C’est précisément cette absence de limite, cette spontanéité,
que l’Homme en Noir recherchait dans ses émissions. 93,faubourg Saint-Honoré était l’aboutissement de cet esprit.
En mettant un écrivain ou un homme politique entre une actrice de
charme et un humoriste, Ardisson a amené la culture aux masses. Son
extraction sociale, sans doute. Car le royaliste à l’air hautain
n’était ni noble, si même Parisien. Le masque ultime selon moi.
Se faire passer pour un connard friqué et supérieur de naissance
alors qu’il venait de Province et qui plus est d’un milieu
modeste, c’était selon moi sa plus éclatante contradiction.
Peut-être cette espèce de souci du peuple bien caché explique-t-il
pourquoi il a créé et animé pendant tant d’années l’une des
émissions les plus populaires du PAF, et donc pourquoi il a réussi,
par le mélange des genres et l’introduction de « cul »
un peu partout, à faire rentrer de force la culture à une heure de
grande écoute.
Et si ses salves étaient bien souvent cruelles, c’était par
pudeur.

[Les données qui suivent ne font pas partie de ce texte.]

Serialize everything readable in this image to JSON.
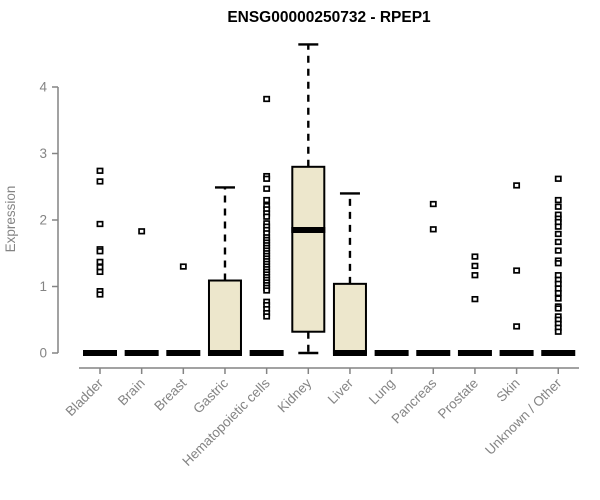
{
  "figure": {
    "background": "#ffffff"
  },
  "chart_data": {
    "type": "boxplot",
    "title": "ENSG00000250732 - RPEP1",
    "ylabel": "Expression",
    "xlabel": "",
    "yticks": [
      0,
      1,
      2,
      3,
      4
    ],
    "ylim": [
      0,
      4.7
    ],
    "grid": false,
    "legend": "none",
    "colors": {
      "box_fill": "#EDE7CC",
      "box_stroke": "#000000",
      "median": "#000000",
      "whisker": "#000000",
      "outlier_stroke": "#000000",
      "outlier_fill": "#ffffff",
      "axis": "#848484",
      "tick_label": "#848484",
      "title": "#000000"
    },
    "categories": [
      "Bladder",
      "Brain",
      "Breast",
      "Gastric",
      "Hematopoietic cells",
      "Kidney",
      "Liver",
      "Lung",
      "Pancreas",
      "Prostate",
      "Skin",
      "Unknown / Other"
    ],
    "boxes": [
      {
        "category": "Bladder",
        "q1": 0,
        "median": 0,
        "q3": 0,
        "whisker_low": 0,
        "whisker_high": 0,
        "outliers": [
          2.74,
          2.58,
          1.94,
          1.56,
          1.53,
          1.37,
          1.29,
          1.22,
          0.93,
          0.88
        ]
      },
      {
        "category": "Brain",
        "q1": 0,
        "median": 0,
        "q3": 0,
        "whisker_low": 0,
        "whisker_high": 0,
        "outliers": [
          1.83
        ]
      },
      {
        "category": "Breast",
        "q1": 0,
        "median": 0,
        "q3": 0,
        "whisker_low": 0,
        "whisker_high": 0,
        "outliers": [
          1.3
        ]
      },
      {
        "category": "Gastric",
        "q1": 0,
        "median": 0,
        "q3": 1.09,
        "whisker_low": 0,
        "whisker_high": 2.49,
        "outliers": []
      },
      {
        "category": "Hematopoietic cells",
        "q1": 0,
        "median": 0,
        "q3": 0,
        "whisker_low": 0,
        "whisker_high": 0,
        "outliers": [
          3.82,
          2.66,
          2.62,
          2.47,
          2.3,
          2.21,
          2.16,
          2.1,
          2.05,
          1.95,
          1.9,
          1.85,
          1.8,
          1.74,
          1.7,
          1.66,
          1.62,
          1.58,
          1.54,
          1.5,
          1.46,
          1.42,
          1.38,
          1.34,
          1.3,
          1.26,
          1.22,
          1.18,
          1.14,
          1.1,
          1.06,
          1.02,
          0.98,
          0.94,
          0.77,
          0.72,
          0.66,
          0.6,
          0.55
        ]
      },
      {
        "category": "Kidney",
        "q1": 0.32,
        "median": 1.85,
        "q3": 2.8,
        "whisker_low": 0,
        "whisker_high": 4.64,
        "outliers": []
      },
      {
        "category": "Liver",
        "q1": 0,
        "median": 0,
        "q3": 1.04,
        "whisker_low": 0,
        "whisker_high": 2.4,
        "outliers": []
      },
      {
        "category": "Lung",
        "q1": 0,
        "median": 0,
        "q3": 0,
        "whisker_low": 0,
        "whisker_high": 0,
        "outliers": []
      },
      {
        "category": "Pancreas",
        "q1": 0,
        "median": 0,
        "q3": 0,
        "whisker_low": 0,
        "whisker_high": 0,
        "outliers": [
          2.24,
          1.86
        ]
      },
      {
        "category": "Prostate",
        "q1": 0,
        "median": 0,
        "q3": 0,
        "whisker_low": 0,
        "whisker_high": 0,
        "outliers": [
          1.45,
          1.31,
          1.17,
          0.81
        ]
      },
      {
        "category": "Skin",
        "q1": 0,
        "median": 0,
        "q3": 0,
        "whisker_low": 0,
        "whisker_high": 0,
        "outliers": [
          2.52,
          1.24,
          0.4
        ]
      },
      {
        "category": "Unknown / Other",
        "q1": 0,
        "median": 0,
        "q3": 0,
        "whisker_low": 0,
        "whisker_high": 0,
        "outliers": [
          2.62,
          2.3,
          2.2,
          2.08,
          2.02,
          1.97,
          1.9,
          1.79,
          1.67,
          1.54,
          1.39,
          1.35,
          1.17,
          1.1,
          1.04,
          0.97,
          0.9,
          0.82,
          0.7,
          0.67,
          0.55,
          0.5,
          0.44,
          0.38,
          0.32
        ]
      }
    ]
  }
}
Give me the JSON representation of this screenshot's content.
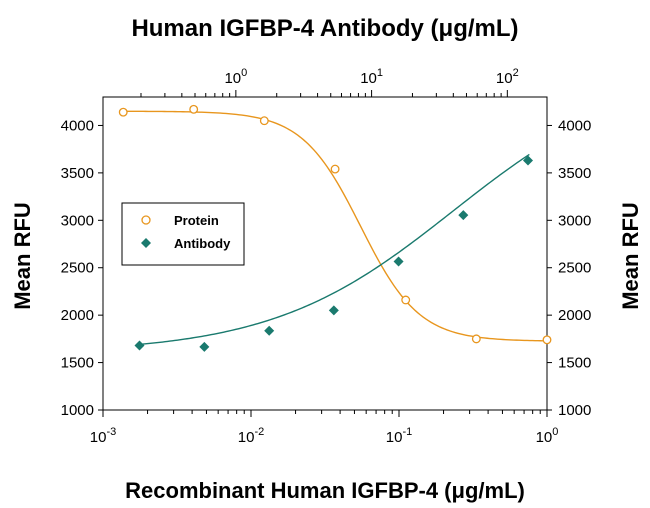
{
  "chart_data": {
    "type": "scatter",
    "title": "Human IGFBP-4 Antibody (μg/mL)",
    "xlabel": "Recombinant Human IGFBP-4 (μg/mL)",
    "ylabel_left": "Mean RFU",
    "ylabel_right": "Mean RFU",
    "x_scale": "log",
    "xlim": [
      0.001,
      1
    ],
    "x2_scale": "log",
    "x2lim": [
      0.105,
      196
    ],
    "ylim": [
      1000,
      4300
    ],
    "yticks": [
      1000,
      1500,
      2000,
      2500,
      3000,
      3500,
      4000
    ],
    "bottom_ticks": [
      {
        "value": 0.001,
        "base": "10",
        "exp": "-3"
      },
      {
        "value": 0.01,
        "base": "10",
        "exp": "-2"
      },
      {
        "value": 0.1,
        "base": "10",
        "exp": "-1"
      },
      {
        "value": 1,
        "base": "10",
        "exp": "0"
      }
    ],
    "top_ticks": [
      {
        "value": 1,
        "base": "10",
        "exp": "0"
      },
      {
        "value": 10,
        "base": "10",
        "exp": "1"
      },
      {
        "value": 100,
        "base": "10",
        "exp": "2"
      }
    ],
    "legend_position": "left-middle",
    "series": [
      {
        "name": "Protein",
        "axis": "bottom",
        "marker": "open-circle",
        "color": "#E8961E",
        "points": [
          {
            "x": 0.00137,
            "y": 4140
          },
          {
            "x": 0.0041,
            "y": 4170
          },
          {
            "x": 0.0123,
            "y": 4050
          },
          {
            "x": 0.037,
            "y": 3540
          },
          {
            "x": 0.111,
            "y": 2160
          },
          {
            "x": 0.333,
            "y": 1750
          },
          {
            "x": 1.0,
            "y": 1740
          }
        ],
        "fit": {
          "type": "4PL",
          "bottom": 1725,
          "top": 4150,
          "ec50": 0.055,
          "hill": 2.2
        }
      },
      {
        "name": "Antibody",
        "axis": "top",
        "marker": "filled-diamond",
        "color": "#1A7A6E",
        "points": [
          {
            "x": 0.195,
            "y": 1680
          },
          {
            "x": 0.586,
            "y": 1665
          },
          {
            "x": 1.76,
            "y": 1835
          },
          {
            "x": 5.27,
            "y": 2050
          },
          {
            "x": 15.8,
            "y": 2565
          },
          {
            "x": 47.4,
            "y": 3055
          },
          {
            "x": 142,
            "y": 3630
          }
        ],
        "fit": {
          "type": "4PL",
          "bottom": 1600,
          "top": 4600,
          "ec50": 40,
          "hill": 0.65
        }
      }
    ]
  }
}
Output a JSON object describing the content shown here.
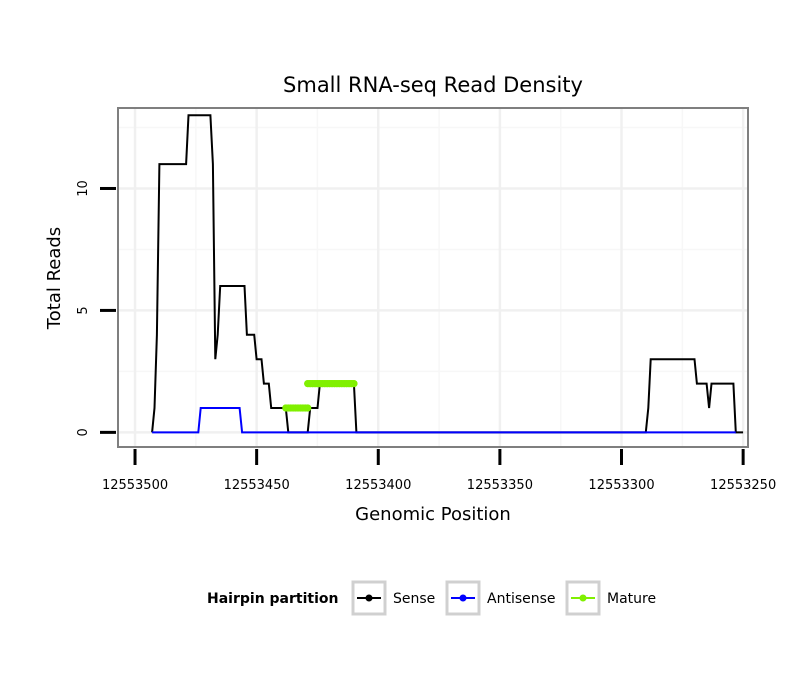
{
  "chart_data": {
    "type": "line",
    "title": "Small RNA-seq Read Density",
    "xlabel": "Genomic Position",
    "ylabel": "Total Reads",
    "x_reversed": true,
    "xlim": [
      12553507,
      12553248
    ],
    "ylim": [
      -0.6,
      13.3
    ],
    "x_ticks": [
      12553500,
      12553450,
      12553400,
      12553350,
      12553300,
      12553250
    ],
    "x_tick_labels": [
      "12553500",
      "12553450",
      "12553400",
      "12553350",
      "12553300",
      "12553250"
    ],
    "y_ticks": [
      0,
      5,
      10
    ],
    "y_tick_labels": [
      "0",
      "5",
      "10"
    ],
    "grid": true,
    "legend": {
      "title": "Hairpin partition",
      "position": "bottom",
      "entries": [
        "Sense",
        "Antisense",
        "Mature"
      ]
    },
    "series": [
      {
        "name": "Sense",
        "color": "#000000",
        "x": [
          12553493,
          12553492,
          12553491,
          12553490,
          12553479,
          12553478,
          12553469,
          12553468,
          12553467,
          12553466,
          12553465,
          12553464,
          12553455,
          12553454,
          12553451,
          12553450,
          12553448,
          12553447,
          12553445,
          12553444,
          12553438,
          12553437,
          12553429,
          12553428,
          12553425,
          12553424,
          12553423,
          12553422,
          12553421,
          12553410,
          12553409,
          12553290,
          12553289,
          12553288,
          12553270,
          12553269,
          12553265,
          12553264,
          12553263,
          12553262,
          12553254,
          12553253,
          12553250
        ],
        "values": [
          0,
          1,
          4,
          11,
          11,
          13,
          13,
          11,
          3,
          4,
          6,
          6,
          6,
          4,
          4,
          3,
          3,
          2,
          2,
          1,
          1,
          0,
          0,
          1,
          1,
          2,
          2,
          2,
          2,
          2,
          0,
          0,
          1,
          3,
          3,
          2,
          2,
          1,
          2,
          2,
          2,
          0,
          0
        ]
      },
      {
        "name": "Antisense",
        "color": "#0000ff",
        "x": [
          12553493,
          12553474,
          12553473,
          12553457,
          12553456,
          12553253
        ],
        "values": [
          0,
          0,
          1,
          1,
          0,
          0
        ]
      },
      {
        "name": "Mature",
        "color": "#80f000",
        "segments": [
          {
            "x_start": 12553438,
            "x_end": 12553429,
            "value": 1
          },
          {
            "x_start": 12553429,
            "x_end": 12553410,
            "value": 2
          }
        ]
      }
    ]
  }
}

Comme disait Biraben sur France 2 – décidément fort
brillante dans cette émission en direct ! – il n’avait pas
les moyens d’être tendre.
Les gens qui ont peu confiance en eux transpirent l’arrogance. Les
gens mal à l’aise sont cinglants avec les autres pour ne pas être
les seuls à être mal à l’aise. « Y a pas de raison »,
disait-il. Les gens hypersensibles – les vrais, pas ceux qui
utilisent ce concept à la mode à tort et à travers – le cachent
souvent trop bien. La fameuse carapace est énorme. Les gens qui
n’ont pas été aimés correctement pendant leur enfance ne peuvent
pas se permettre d’exprimer sincèrement leurs sentiments. Pour
cela, il faudrait déjà qu’ils s’aiment eux-mêmes, et ça,
c’est impossible. Ce n’est pas rattrapable. Alors ils s’habillent
bien souvent d’une armure de narcissisme tandis qu’en-dessous, la
vérité est inverse : ils ne s’aiment pas. Ils ne s’aimeront
jamais.
Voilà, malgré tout ce que les bien pensants disaient déjà de lui
à l’époque, ce que j’ai toujours perçu d’Ardisson. J’ai
passé mes samedis soirs devant ce type, j’ai tellement appris en
regardant les adultes. Je suis même tombée amoureuse pour la première fois. C’était toute une époque, celle de la
liberté, juste avant l’apparition des réseaux sociaux. Et la
jeune fille que j’étais riait aussi aux blagues sexistes, car elle
ne voyait pas le mal. Il en serait tout autrement aujourd’hui –
vous n’imaginez pas à quel point !
À mes yeux, Ardisson était
avant tout un homme cultivé, un intellectuel – lui qui rêvait de devenir écrivain –, perfectionniste, provocateur, curieux des autres et profondément
sensible. Je n’arrive pas à croire que ce type avec qui j’ai
grandi – je ne parle pas que d’âge – et en qui je me suis
toujours retrouvée, soit mort. Les faux méchants, les vrais hypersensibles, ceux que tout le
monde adore détester, ceux dont tout le monde parle (en mal), ceux qui servent de boucs émissaires idéaux et dont on ne retient que les méchancetés
et jamais les bonnes actions, ceux qui payent pour les vrais méchants
et faux gentils, ont perdu un phare.